Deklarasyona göre, her iki Kore de kara, deniz ve hava dahil her alanda birbirine yönelik düşmanca eylemleri durdurucak. Kore Savaşı sonrası birbirinden ayrılan aile bireyleri için 15 Ağustos’ta yeniden bir araya gelme organizasyonu yapılacak. Sınırda ortak irtibat ofisi açılacak. Aktif işbirliği, ziyaretler ve her alanda iletişim teşvik edilecek. Özel tarihlerde ortak etkinlikler düzenlenecek. 1 Mayıs itibarıyla iki ülke arasındaki askerden arındırılmış bölge (DMZ) bir “barış bölgesi”ne çevrilecek. Uluslararası spor organizasyonlarına, 2018 Asya Oyunları’nda olduğu gibi, birlikte katılınacak. Sınırdaki propaganda hoparlörleri sökülecek ve propaganda broşürleri artık dağıtılmayacak. Taraflar askeri konuları çözmek amacıyla düzenli olarak savunma bakanlıkları düzeyinde toplantılar gerçekleştirecek. Generaller düzeyinde askeri görüşmeler yapılacak.

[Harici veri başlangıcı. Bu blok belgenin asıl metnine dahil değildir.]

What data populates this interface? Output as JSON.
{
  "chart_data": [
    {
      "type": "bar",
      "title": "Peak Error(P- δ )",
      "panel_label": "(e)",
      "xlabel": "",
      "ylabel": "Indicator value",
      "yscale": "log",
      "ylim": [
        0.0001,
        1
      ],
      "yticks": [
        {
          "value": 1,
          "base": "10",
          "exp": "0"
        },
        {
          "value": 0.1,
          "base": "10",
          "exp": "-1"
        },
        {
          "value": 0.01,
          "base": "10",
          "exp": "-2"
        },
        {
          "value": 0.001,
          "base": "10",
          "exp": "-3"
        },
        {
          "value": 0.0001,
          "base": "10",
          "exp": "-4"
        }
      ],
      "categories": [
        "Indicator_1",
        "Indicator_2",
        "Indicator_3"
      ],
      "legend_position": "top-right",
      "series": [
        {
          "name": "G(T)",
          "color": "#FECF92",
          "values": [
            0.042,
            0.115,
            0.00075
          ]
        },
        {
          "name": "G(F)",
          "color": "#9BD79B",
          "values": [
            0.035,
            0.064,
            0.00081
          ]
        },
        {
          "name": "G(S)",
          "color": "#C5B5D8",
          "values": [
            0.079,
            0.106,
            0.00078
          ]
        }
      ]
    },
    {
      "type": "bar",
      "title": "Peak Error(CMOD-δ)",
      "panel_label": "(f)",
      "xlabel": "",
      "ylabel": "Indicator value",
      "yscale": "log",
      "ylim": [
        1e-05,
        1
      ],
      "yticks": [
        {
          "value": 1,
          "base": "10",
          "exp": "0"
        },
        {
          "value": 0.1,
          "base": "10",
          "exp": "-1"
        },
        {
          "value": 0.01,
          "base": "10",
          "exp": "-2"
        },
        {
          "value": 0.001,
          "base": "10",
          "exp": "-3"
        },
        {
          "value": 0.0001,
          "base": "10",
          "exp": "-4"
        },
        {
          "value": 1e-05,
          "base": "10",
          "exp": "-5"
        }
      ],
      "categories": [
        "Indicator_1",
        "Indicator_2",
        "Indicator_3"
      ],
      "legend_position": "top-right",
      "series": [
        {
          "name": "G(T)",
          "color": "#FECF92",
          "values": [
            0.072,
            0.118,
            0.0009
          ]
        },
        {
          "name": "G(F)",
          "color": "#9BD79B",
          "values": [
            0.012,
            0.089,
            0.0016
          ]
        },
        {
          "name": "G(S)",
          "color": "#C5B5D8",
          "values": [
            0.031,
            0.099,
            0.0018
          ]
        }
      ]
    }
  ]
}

Taraflar, savaşı sonlandırma ve kalıcı ve sağlam bir barış sağlama amacıyla ABD’nin katılımıyla üçlü ya da ABD ve Çin’in katılımıyla dörtlü görüşmeleri aktif şekilde takip etmekte de mutabık kaldı. İki Kore nükleersiz bir Kore Yarımadası yaratma ortak amacını gerçekleştirmek için yarımadanın nükleer silahlardan tamamen arındırılmasını onayladı.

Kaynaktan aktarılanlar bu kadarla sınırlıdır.